David was willing to look foolish in the eyes of some people in order to express his thankfulness to God fully and honestly.  In contrast Michal was so disgusted by his “undignified” actions that she could not rejoice in the ark’s return to Jerusalem.  Worship had become so deteriorated under her father Saul’s reign that it had become stilted and ritualistic.  Michal could accept David as a military conqueror and as a king, but she could not accept his free and spontaneous expression of praise to God.  Some devoted people may look to us in their heartfelt expressions of worship, but we must accept them.  In the same way, we should not be afraid to worship God with whatever expressions seem appropriate (NIV Life Application Study Bible, page 627).
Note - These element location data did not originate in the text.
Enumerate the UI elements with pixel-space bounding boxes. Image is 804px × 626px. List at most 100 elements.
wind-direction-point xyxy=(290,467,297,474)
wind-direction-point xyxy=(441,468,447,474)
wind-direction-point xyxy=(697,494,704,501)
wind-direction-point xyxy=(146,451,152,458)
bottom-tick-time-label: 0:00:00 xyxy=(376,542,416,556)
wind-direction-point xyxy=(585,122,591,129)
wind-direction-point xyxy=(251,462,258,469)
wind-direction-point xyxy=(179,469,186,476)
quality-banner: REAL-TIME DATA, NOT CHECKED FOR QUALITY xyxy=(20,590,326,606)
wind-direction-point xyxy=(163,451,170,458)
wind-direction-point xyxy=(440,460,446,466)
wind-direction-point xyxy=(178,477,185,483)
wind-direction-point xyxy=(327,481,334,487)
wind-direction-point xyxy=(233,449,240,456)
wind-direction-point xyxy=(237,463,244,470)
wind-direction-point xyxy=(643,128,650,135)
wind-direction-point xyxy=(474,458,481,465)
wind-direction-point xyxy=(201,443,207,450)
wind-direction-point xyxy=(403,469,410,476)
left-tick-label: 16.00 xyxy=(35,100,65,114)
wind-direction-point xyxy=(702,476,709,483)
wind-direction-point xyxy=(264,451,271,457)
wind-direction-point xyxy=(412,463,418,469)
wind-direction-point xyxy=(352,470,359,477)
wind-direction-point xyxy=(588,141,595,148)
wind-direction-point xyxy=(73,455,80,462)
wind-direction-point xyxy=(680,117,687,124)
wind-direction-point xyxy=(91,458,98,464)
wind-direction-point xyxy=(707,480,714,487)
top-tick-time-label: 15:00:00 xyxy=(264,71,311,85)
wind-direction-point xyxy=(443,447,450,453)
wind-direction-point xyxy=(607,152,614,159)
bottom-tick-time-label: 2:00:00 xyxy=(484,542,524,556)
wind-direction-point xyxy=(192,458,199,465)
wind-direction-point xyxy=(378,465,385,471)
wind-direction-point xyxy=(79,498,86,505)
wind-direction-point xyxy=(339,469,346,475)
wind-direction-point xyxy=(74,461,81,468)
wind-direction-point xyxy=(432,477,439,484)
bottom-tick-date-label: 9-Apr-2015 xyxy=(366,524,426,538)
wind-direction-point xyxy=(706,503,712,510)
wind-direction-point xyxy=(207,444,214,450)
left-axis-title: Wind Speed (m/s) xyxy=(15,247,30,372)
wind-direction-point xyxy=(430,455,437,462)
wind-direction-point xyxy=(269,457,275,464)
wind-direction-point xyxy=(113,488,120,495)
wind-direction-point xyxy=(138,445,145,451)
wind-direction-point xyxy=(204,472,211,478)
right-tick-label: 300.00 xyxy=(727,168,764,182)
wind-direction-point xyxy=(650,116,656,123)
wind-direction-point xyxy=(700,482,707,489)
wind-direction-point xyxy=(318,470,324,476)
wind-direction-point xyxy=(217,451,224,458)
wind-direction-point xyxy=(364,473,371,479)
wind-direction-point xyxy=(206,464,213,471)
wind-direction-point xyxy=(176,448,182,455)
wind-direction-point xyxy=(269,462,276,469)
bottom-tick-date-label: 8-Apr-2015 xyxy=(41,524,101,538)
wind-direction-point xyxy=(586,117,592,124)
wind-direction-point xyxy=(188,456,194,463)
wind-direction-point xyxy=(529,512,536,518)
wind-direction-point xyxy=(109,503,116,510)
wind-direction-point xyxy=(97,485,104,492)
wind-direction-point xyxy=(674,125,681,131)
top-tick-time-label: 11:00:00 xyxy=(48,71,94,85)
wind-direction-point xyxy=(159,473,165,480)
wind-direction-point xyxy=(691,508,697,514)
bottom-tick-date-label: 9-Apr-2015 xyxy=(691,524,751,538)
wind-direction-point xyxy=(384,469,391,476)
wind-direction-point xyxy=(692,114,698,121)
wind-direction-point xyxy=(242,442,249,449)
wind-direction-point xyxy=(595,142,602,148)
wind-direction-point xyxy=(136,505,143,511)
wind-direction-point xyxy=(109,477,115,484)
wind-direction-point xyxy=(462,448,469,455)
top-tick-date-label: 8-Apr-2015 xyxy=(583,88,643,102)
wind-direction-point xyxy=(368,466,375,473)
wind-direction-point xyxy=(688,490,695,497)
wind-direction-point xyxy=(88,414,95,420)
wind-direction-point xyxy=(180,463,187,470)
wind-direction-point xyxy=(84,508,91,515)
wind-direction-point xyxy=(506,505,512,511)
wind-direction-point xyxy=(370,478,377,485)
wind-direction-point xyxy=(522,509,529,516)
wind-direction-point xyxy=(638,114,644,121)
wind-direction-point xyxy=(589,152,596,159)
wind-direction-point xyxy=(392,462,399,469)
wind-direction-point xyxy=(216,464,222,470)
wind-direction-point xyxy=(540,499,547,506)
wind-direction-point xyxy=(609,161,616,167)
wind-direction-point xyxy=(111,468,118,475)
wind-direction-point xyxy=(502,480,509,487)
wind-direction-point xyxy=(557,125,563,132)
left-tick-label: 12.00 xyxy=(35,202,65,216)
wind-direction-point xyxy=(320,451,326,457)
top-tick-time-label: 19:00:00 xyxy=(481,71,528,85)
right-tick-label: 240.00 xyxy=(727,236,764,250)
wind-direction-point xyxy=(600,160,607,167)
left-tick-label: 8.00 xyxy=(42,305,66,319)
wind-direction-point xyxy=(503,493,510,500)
Michal cared too much about what other people would think and this led her to worry about how David’s behaviour would reflect on her and as a result she ended up without any children. People lose out on so much when they nitpick and criticize others. David was making a joyful noise and he was dancing and twirling because he was praising God. His heart was in the right place. There are times when we should be on our feet, praising God. God accepts that kind of worship too.  As long as we worship from our hearts, that is all that matters.  Worship is an expression of our love and thankfulness toward God.  It should not be suppressed but expressed in a way that will glorify and delight God.

Worship should be a joyful experience.  We are encouraged to praise the LORD with the timbrel and dance, with stringed instruments and flutes and to come before his presence with thanksgiving, and make a joyful noise unto him with psalms (Psalms 150:4; 95:2).